マルスウイスキー(本坊酒造)といえば、駒ヶ岳や岩井トラディションなどのバリエーションとして、ワインカスクフィニッシュの製品を数多くリリースしていることで有名。

使用されているワインカスクは、本坊酒造が山梨に持つワイナリーから取り寄せたもの。ワイナリーから蒸溜所のある南信州までは車でおよそ2時間程度と近く、ワインの樽出しからウイスキーのフィリングまでに余計な時間が掛かりません。つまりワイン樽の劣化を最小限に抑え、比較的フレッシュな状態で使用できるわけです。

この比較的フレッシュなワインカスクを使用しているためかどうか定かではありませんが、マルス信州のリリースする各ワインカスクフィニッシュ品はフレッシュでスイートなベリーの香味がより強く、味わいもラズベリージャムのような甘酸っぱい印象にマスクされていることが個人的に多い印象です。

本ボトルも漏れなくそっち系の香りがしっかりと上乗せされたイメージの出来。加えて越百が本来持ち合わせているソフトなピート香がスパイス的に効いて、意外と悪くないバランスでした。

ただし、多めの加水でエグみや硫黄臭といったネガティブな要素が表出してしまい、残念ながらハイボールではその良さを発揮しきれない印象。ストレートか、いっそカクテルベースにするのが良さそうです。

昨年のマンサニージャがハイボールと好相性だったが故に、ちょっと残念な結果でした。が、ストレートや少量の加水ならば十分に楽しめる出来かと思います。ただし、お値段と入手のハードルはちょっと高め。

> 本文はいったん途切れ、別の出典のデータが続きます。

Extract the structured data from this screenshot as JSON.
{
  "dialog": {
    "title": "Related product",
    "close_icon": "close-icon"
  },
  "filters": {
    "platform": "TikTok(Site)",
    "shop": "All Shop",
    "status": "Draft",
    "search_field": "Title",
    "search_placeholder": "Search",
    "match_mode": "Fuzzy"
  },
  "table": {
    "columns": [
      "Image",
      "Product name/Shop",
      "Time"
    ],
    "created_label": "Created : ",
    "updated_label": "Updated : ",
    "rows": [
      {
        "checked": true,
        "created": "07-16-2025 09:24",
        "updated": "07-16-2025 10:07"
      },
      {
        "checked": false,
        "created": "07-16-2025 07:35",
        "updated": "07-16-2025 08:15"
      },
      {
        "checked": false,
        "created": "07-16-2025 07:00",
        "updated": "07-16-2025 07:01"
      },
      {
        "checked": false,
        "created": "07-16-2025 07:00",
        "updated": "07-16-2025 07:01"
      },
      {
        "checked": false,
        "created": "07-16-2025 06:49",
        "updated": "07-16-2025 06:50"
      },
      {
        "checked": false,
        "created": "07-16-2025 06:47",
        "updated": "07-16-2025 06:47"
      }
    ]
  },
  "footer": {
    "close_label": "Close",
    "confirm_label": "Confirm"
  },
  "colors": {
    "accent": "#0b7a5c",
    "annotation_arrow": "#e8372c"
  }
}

尚、この越百のカスクフィニッシュシリーズは現在のところ、年替わりで1種類ずつリリースされる予定とのこと。ロット数の問題なのか、それとも試験的なリリースという位置づけなのか、そのポジションは判然としないものの、意外と粒ぞろいなボトルが続いている本シリーズ。さて次回はどんなボトルが登場するのでしょうか、楽しみではあります。